During disposal of plastics, toxic substances added into them are released into the environment (for example, plasticisers, such as phthalates, and brominated flame retardants), or their incineration produces an even more toxic cocktail (for details, please see the new study “Waste Incinerators and the Environment” - https://arnika.org/spalovny-a-zivotni-prostredi).
Between November 13 and 19, the third preparatory session of the new global plastics treaty will be held in Nairobi, Kenya. “In our opinion, the treaty should not only solve what to do with piles of plastic waste, but it should stop increase of its amount, and also prevent pollution with toxic substances,” summarised Jindřich Petrlík, an expert on toxic substances in wastes and in the environment. He added: “During the session, Arnika will advocate for increased considering of the issue of plastics also from this perspective.”

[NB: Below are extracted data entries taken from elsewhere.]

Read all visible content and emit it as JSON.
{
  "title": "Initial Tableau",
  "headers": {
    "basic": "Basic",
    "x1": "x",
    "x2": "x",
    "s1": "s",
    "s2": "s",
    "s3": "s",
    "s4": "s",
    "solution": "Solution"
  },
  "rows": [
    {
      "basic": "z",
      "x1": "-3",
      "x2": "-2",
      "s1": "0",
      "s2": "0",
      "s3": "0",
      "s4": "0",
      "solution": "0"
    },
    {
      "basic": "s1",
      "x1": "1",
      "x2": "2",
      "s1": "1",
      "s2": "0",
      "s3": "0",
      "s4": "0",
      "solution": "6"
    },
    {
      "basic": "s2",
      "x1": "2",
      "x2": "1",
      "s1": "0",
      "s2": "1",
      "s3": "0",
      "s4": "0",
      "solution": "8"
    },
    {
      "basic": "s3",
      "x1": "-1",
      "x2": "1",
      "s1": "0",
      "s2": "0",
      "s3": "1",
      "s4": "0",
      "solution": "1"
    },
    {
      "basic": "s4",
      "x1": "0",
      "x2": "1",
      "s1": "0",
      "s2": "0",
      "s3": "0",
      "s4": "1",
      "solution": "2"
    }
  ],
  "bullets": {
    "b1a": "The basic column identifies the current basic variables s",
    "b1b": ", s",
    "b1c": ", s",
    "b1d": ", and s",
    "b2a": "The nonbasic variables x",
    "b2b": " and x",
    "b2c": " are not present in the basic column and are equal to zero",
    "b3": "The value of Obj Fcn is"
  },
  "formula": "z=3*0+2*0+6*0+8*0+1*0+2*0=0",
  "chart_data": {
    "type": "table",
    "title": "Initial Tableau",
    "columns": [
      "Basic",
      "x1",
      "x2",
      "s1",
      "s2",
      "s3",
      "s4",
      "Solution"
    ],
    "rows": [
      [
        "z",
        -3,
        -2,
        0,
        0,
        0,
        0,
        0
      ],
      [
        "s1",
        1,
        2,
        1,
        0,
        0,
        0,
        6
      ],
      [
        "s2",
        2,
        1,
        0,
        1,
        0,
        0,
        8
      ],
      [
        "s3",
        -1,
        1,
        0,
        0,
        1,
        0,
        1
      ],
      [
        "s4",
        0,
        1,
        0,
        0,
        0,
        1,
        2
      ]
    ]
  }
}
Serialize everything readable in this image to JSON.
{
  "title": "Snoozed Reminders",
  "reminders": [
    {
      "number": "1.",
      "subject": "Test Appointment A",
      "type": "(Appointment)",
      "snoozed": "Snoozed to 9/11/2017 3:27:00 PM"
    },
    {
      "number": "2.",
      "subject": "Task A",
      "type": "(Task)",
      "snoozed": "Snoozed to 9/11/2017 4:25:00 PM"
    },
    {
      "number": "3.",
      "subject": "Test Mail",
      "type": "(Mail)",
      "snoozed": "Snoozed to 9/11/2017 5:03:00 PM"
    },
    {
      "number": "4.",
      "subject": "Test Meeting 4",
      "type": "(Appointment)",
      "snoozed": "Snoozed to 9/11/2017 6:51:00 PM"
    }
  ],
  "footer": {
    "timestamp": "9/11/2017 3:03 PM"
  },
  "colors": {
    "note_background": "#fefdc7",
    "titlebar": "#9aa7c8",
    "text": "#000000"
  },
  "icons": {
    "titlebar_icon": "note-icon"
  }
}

Further growth of plastic production will result in exponential growth of plastic waste.
Information on PVC and Spolana: Spolana Neratovice is the only PVC manufacturer in the Czech Republic. A number of substances have to be added into it to modify its properties in order to make it softer or harder, according to the intended use. Moreover, flame retardants are added into it, too. Arnika has campaigned for a ban on the use of PVC in food packaging, toys and medical devices in the "Let's Not Play with PVC" campaign. In 2000, an attempt was made at the European Union level to restrict PVC. All these efforts were swept off the table and stopped by the chemical industry. However, food is mostly no longer packaged in PVC in the Czech Republic.